GM-54Geology of Anthony quadrangle, Doña
By S. Kelley and J. P. Matheny, 1983, lat 32°00' to 32°07'30", long 106°30' to 106°37'30", scale 1:24,000. A color geologic map of the Anthony 7½-min quadrangle.
The text gives explanations and lithologic descriptions of each unit mapped; a detailed stratigraphic column is included on the back of the map.
The northern-most extension of the Franklin Mountains, a titled block of Paleozoic (OrdovicianPermian) carbonates and shales, is the dominant topographic feature of the Anthony 7½-min quadrangle in southeast Doña Ana County, New Mexico. Rocks of the northern Franklin Mountains have been subjected to early Tertiary (?) folding, possibly related to the Laramide orogeny, and late Tertiary to Quaternary faulting associated with the Rio Grande rift.

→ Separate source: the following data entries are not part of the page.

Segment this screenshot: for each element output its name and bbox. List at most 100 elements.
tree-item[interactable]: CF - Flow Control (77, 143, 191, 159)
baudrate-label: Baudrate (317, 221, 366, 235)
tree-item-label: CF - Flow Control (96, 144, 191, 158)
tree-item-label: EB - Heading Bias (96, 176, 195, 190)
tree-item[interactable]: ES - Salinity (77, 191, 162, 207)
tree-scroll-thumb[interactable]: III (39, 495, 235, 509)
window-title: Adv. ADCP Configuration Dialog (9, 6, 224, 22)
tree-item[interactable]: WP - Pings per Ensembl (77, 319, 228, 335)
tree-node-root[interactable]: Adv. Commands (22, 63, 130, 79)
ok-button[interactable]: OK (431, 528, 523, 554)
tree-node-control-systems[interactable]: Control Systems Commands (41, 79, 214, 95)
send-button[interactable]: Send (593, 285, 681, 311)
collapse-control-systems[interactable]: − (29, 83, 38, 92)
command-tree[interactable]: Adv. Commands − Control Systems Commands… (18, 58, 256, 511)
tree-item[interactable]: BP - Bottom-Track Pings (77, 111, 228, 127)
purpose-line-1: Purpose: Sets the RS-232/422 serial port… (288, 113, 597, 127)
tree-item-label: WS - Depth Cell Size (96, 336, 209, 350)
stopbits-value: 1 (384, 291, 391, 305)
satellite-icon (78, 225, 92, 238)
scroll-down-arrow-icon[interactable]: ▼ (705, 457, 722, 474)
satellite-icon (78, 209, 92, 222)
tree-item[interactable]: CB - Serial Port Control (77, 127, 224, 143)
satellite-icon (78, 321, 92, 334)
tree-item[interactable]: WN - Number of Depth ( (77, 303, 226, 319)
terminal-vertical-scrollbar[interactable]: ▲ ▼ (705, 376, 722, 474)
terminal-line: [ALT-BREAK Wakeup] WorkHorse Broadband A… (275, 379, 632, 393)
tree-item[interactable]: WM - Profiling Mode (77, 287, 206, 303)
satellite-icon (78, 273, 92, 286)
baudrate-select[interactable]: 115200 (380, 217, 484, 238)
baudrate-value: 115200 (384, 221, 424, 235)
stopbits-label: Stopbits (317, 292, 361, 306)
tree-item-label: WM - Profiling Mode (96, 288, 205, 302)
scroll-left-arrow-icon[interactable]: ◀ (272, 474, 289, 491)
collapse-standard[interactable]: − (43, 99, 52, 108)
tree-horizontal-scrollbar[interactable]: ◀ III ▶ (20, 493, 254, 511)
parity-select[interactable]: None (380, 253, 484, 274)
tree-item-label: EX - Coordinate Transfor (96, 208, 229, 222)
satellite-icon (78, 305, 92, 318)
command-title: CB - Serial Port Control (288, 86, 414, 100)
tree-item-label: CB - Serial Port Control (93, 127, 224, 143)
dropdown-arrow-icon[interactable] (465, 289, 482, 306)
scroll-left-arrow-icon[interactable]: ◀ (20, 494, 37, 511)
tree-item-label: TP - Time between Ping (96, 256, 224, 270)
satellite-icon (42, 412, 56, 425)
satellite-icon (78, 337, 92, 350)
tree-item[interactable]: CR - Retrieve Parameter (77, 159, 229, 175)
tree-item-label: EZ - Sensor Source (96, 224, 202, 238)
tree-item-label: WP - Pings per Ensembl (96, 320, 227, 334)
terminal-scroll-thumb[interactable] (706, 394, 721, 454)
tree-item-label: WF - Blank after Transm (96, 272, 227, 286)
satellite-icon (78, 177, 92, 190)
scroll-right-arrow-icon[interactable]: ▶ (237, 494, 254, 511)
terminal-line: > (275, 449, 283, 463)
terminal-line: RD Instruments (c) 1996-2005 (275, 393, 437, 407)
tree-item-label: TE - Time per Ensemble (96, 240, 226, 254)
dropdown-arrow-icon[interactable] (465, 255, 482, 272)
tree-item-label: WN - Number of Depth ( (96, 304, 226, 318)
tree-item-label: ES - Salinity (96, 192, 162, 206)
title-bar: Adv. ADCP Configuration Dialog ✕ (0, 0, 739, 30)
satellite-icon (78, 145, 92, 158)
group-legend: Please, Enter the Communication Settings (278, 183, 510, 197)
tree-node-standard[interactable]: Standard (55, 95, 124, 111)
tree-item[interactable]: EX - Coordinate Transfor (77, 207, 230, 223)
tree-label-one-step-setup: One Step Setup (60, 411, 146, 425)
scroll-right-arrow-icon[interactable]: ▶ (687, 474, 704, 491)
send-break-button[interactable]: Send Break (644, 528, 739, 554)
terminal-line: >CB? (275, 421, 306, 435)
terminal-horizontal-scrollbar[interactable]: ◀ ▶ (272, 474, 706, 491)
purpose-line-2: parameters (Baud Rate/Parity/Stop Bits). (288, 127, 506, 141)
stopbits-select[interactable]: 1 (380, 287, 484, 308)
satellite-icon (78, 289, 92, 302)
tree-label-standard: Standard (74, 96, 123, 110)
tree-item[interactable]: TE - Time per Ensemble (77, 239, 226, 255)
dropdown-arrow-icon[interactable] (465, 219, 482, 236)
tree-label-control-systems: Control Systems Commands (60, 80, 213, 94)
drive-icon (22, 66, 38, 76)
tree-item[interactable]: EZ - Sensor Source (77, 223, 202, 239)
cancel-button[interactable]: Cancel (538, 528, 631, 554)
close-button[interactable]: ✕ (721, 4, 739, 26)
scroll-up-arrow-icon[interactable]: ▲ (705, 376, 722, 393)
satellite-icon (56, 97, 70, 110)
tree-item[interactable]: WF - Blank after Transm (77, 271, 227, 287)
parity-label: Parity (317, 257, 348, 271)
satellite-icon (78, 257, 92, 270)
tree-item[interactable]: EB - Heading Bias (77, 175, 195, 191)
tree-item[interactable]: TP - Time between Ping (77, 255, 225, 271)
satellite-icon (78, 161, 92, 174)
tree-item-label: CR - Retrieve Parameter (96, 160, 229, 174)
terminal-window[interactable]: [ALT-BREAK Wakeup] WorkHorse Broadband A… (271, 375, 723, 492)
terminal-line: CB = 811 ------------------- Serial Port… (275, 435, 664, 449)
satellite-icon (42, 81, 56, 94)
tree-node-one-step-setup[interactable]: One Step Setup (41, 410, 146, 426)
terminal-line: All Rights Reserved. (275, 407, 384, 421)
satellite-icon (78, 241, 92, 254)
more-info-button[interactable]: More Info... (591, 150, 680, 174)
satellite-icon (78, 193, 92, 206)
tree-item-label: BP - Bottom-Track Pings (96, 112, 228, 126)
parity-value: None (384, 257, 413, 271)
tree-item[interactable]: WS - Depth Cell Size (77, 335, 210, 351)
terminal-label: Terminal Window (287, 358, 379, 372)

The most unusual structures in the quadrangles are north-trending, low-angle, normal faults. Apparently, these low-angle fault planes originally were steep fractures that rotated to low-angle attitudes as the Franklin Mountains block tilted west. As rotation continued, movement along the low-angle faults became inefficient; consequently, high-angle, normal faults developed in the Hueco Bolson, east of the Franklin Mountains. The Camp Rice Formation (late Tertiary to early Quaternary) and middle to late Quaternary fan and eolian deposits cover large portions of the map area. Three distinct facies of the Camp Rice Formation are present in the Anthony quadrangle: 1) a fluvial facies composed of channel sand and floodplain clay, 2) an eolian facies consisting of loamy sand, and 3) a piedmont-slope facies composed of fan material from the adjacent mountains. These Quaternary deposits indicate that during the Pleistocene a substantial amount of water from the ancestral Rio Grande flowed east through Fillmore Pass into the Hueco Bolson. Less water flowing west of the mountains into the Mesilla Valley led to the development of a relatively stagnant, deltaic environment, southwest of Fillmore Pass. During the Pleistocene, the prevailing westerly wind blew across the broad floodplain in the Mesilla Valley and piled fluvial sand into eolian dunes against alluvial fans that were forming adjacent to the rising Franklin Mountains.